Under the Schlegel test, Faber's actions were connected with the general matters committed to his control or supervision, and were taken in his capacity as a prosecutor. He gave Logsdon legal advice concerning the officer's appropriate official response to a landlord-tenant dispute. Faber therefore performed a prosecutorial function and is entitled to immunity.
Plaintiffs' argument that Faber was acting beyond his authority as a deputy district attorney by advising city officials, as opposed to county officials, is rebutted by Schlegel and Ybarra. The proper test is not whether the act performed was manifestly or palpably beyond the authority, but whether the act was more or less connected *839 with the general matters committed to the control or supervision.
3. Clatsop County
Plaintiffs' complaint does not allege an independent basis of liability against Clatsop County. They only claim that Faber was a Clatsop County employee. Since Faber is immune, there liability for Clatsop County. Plaintiffs have failed to show any evidence of an unconstitutional policy or custom in Clatsop County to support their claim. Monell v. New York City Dept. of Social Services, 436 U.S. 658, 694, 98 S. Ct. 2018, 2037, 56 L. Ed. 2d 611 (1978).
4. State Claims
Plaintiffs also sue Faber and Clatsop County under the Oregon Torts Claim Act. ORS 30.265(2) provides that a public body is immune from liability for acts of an employee, when the employee is immune. Faber is immune and hence, Clatsop County is immune under ORS 30.265(2).
CONCLUSION
Faber is entitled to immunity from liability under section 1983. His giving that legal advice to the police comes within his capacity as a prosecutor.
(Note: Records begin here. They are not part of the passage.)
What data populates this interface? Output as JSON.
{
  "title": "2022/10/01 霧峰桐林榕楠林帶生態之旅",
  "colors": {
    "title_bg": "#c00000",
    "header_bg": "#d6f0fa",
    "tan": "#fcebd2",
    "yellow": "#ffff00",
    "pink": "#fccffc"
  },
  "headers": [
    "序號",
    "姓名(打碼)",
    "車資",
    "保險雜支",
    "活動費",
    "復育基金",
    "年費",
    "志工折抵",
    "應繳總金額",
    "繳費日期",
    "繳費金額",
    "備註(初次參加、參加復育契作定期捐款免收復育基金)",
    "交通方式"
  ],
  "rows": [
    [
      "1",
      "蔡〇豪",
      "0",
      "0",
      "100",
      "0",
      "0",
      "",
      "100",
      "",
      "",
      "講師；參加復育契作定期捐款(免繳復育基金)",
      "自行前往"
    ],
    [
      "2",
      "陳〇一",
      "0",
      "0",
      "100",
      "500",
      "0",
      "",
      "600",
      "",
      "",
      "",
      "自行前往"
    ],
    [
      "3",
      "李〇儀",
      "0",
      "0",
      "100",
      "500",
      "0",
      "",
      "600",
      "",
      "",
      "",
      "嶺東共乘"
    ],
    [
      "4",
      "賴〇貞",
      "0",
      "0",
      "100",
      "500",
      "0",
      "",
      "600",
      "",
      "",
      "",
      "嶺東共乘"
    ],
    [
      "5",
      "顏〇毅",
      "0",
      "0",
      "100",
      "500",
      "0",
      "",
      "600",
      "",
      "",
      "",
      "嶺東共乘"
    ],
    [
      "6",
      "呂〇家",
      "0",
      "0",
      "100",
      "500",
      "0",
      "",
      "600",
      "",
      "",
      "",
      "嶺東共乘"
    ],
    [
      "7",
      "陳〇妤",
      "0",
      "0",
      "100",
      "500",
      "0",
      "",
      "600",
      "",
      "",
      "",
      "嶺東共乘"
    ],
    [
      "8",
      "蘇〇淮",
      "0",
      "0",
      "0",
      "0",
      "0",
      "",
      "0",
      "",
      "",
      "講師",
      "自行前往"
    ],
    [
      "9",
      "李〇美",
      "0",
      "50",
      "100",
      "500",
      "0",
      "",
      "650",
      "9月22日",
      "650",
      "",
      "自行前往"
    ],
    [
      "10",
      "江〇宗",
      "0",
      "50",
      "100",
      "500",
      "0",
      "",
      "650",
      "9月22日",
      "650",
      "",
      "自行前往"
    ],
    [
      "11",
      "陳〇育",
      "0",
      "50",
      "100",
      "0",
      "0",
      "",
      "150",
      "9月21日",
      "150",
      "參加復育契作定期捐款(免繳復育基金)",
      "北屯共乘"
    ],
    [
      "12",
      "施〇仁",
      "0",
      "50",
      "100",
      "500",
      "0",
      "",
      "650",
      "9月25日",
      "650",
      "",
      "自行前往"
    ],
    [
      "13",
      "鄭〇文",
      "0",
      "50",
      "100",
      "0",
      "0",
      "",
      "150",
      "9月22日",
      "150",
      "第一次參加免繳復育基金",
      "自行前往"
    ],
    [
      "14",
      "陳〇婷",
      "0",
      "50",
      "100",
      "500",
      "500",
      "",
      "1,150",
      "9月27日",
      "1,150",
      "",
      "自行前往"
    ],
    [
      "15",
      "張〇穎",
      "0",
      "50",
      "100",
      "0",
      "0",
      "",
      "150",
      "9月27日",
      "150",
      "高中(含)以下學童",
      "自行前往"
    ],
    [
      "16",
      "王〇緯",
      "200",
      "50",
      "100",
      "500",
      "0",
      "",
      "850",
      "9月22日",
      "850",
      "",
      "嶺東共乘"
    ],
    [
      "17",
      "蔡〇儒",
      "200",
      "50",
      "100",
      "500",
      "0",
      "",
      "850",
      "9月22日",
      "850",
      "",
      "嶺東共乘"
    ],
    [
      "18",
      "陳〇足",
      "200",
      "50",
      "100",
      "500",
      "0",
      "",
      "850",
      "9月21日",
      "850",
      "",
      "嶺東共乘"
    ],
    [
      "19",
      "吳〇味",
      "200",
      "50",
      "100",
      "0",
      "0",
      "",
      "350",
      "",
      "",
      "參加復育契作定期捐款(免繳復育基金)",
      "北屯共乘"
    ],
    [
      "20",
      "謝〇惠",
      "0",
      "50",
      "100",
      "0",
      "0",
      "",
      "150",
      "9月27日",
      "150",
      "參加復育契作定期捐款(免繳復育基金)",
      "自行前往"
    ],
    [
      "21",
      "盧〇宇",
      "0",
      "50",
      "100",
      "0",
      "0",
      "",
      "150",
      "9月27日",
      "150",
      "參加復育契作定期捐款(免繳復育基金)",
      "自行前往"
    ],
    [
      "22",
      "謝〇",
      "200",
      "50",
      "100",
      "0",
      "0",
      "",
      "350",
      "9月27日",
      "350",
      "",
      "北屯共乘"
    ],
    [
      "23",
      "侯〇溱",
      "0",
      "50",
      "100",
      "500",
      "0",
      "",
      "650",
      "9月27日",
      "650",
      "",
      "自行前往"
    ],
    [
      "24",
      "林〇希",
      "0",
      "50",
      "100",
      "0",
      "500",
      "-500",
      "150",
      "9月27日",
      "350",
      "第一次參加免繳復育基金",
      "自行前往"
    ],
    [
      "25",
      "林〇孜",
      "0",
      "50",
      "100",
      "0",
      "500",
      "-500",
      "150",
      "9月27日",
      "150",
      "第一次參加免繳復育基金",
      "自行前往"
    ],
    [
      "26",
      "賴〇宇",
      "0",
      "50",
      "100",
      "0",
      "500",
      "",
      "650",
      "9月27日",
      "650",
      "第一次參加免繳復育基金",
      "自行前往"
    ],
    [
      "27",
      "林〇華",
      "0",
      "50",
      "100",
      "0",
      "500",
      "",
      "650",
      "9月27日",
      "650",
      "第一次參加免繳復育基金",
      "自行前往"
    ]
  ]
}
See Schlegel at 942-43. Faber is entitled to summary judgement. Clatsop County is entitled to summary judgment because there is no allegation, nor any facts supporting a claim against the County, other than that Faber was a Clatsop County employee. The defendants are also entitled to immunity on plaintiffs' state law claims. See ORS 30.265(2).
Defendants Clatsop County and Faber's summary judgment motion are granted. These defendants are dismissed from this case.